Currently, the most efficient thermal management strategy revolves around microchannel cooling technology, in which the laser bar is individually bonded onto a multilayered heat sink and cooled by narrow channels beneath the diode. There is, however, a design disadvantage related to the large number of components, including water gaskets, and the moderate-to-low diode pitch, which is in the neighborhood of 1.0 to 1.7 mm. Now research at Lawrence Livermore National Laboratory (LLNL; Livermore, CA) indicates that it may be possible to work around this drawback using a heat-sink design that combines the high thermal performance of microchannels with the simplicity found in diode arrays that rely on a single common-backplane cooler.1 (The common-backplane design, while easier to fabricate, has a nominal increase in thermal resistance of approximately five times compared to microchannels).
The microchannel-cooled heat sink developed at LLNL allows several bars to be bonded simultaneously to a monolithic substrate with negligible thermal crosstalk. The array's microchannels are produced in (110) silicon wafers 750 µm thick. Using double-sided alignment, the scientists simultaneously etch v grooves on the top side of the wafer and microchannels on the bottom. Anisotrophic wet etching then forms features that terminate when the (111) crystal planes are exposed. This termination allows the part geometry to be controlled within ±2 µm for all relevant dimensions independent of etch time.
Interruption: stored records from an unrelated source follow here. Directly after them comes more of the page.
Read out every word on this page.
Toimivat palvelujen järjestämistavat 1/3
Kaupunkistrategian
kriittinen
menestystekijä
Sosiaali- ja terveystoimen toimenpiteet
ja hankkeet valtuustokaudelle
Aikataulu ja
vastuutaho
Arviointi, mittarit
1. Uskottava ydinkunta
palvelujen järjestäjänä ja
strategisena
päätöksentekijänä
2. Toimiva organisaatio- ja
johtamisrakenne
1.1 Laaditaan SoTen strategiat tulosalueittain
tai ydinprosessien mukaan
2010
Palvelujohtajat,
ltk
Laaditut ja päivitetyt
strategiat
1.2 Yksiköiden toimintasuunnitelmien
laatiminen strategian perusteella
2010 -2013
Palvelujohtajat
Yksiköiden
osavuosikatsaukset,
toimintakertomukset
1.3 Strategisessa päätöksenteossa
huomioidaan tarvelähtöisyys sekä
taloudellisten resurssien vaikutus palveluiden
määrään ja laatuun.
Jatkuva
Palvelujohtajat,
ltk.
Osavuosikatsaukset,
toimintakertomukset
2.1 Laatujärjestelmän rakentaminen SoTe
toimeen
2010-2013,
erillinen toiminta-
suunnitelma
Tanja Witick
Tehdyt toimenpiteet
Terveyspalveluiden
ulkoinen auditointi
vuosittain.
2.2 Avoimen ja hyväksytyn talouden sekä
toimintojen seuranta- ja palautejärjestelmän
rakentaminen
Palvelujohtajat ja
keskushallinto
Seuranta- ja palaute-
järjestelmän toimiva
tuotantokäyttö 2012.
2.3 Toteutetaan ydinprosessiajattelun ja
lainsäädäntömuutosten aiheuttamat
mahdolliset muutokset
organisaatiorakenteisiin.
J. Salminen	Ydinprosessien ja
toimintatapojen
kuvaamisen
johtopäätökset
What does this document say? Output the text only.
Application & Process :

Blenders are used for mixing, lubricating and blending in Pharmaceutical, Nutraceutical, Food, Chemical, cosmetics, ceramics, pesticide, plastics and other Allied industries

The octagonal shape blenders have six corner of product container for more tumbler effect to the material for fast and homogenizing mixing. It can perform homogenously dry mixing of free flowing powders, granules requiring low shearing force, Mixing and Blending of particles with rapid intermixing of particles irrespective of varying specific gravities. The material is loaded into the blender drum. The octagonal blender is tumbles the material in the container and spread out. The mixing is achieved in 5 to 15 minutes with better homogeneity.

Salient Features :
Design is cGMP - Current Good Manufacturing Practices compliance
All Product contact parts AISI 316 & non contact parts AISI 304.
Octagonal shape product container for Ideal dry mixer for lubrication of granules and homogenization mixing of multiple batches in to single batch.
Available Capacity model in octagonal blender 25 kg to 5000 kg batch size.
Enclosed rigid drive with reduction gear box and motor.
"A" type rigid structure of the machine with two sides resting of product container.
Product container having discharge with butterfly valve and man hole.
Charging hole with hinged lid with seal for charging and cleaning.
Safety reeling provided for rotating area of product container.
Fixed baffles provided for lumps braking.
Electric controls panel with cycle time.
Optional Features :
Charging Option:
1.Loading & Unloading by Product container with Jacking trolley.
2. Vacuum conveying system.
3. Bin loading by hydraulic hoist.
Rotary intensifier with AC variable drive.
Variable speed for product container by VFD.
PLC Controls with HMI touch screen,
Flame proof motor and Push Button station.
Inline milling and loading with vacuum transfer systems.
The LLNL scientists designed the array so that each slot in the wafer feeds two adjacent sets of microchannels approximately 28 µm wide on a 60-µm pitch. Each v groove has a 1600-µm-wide opening to accept 1-mm-cavity-length diodes. The spacing between v grooves is 1.7 mm, but the pitch along the optical axis normal to the diode emission is 0.98 mm.
Etched wafers are diced into 10-bar units, anodically bonded to ultrasonically machined borosilicate glass blocks, and then metalized. The researchers use a dicing saw to slice a notch to one side of the vertex of the v groove to electrically break the metalization between diodes, and a thin film of indium is evaporated onto the sidewall where diodes will be located. Diode bars are inserted into the grooves with the back facets mounted flush against the opposing sidewall for accurate registration. Indium-coated copper ribbons are then bent in a v shape placed on top of them. All components are heated in an oven to melt the indium in a hydrogen atmosphere without the use of flux.
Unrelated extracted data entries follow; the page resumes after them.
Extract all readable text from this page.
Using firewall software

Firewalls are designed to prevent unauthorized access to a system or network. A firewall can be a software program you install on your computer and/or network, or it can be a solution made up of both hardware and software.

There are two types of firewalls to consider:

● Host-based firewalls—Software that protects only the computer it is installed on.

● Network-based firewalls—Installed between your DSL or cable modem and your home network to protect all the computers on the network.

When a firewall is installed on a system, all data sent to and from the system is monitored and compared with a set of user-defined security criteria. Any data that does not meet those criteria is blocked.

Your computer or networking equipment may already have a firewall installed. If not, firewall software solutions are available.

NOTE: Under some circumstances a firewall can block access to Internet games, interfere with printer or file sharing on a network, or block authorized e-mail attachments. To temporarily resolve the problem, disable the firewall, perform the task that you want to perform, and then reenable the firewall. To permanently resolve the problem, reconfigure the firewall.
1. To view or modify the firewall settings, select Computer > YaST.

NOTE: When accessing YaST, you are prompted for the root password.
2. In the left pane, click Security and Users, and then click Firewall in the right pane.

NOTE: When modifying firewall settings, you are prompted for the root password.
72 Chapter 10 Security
The LLNL team used commercially supplied diode bars with a nominal emission wavelength of 805 nm, a 90% fill factor, and a 1-mm cavity length.
The final 10-bar array has a continuous-wave (CW) thermal resistance of 0.032° C/W which the scientists say matches the performance of discrete microchannel-cooled arrays. The 1.46-kW maximum power level achieved at the supply limit of 165 A is reportedly the highest CW exitance from a stacked diode array with a monolithic heat-sink structure in this wavelength range.
- J. A. Skidmore et al., Appl. Phys. Lett. 77, 10 (July 3, 2000).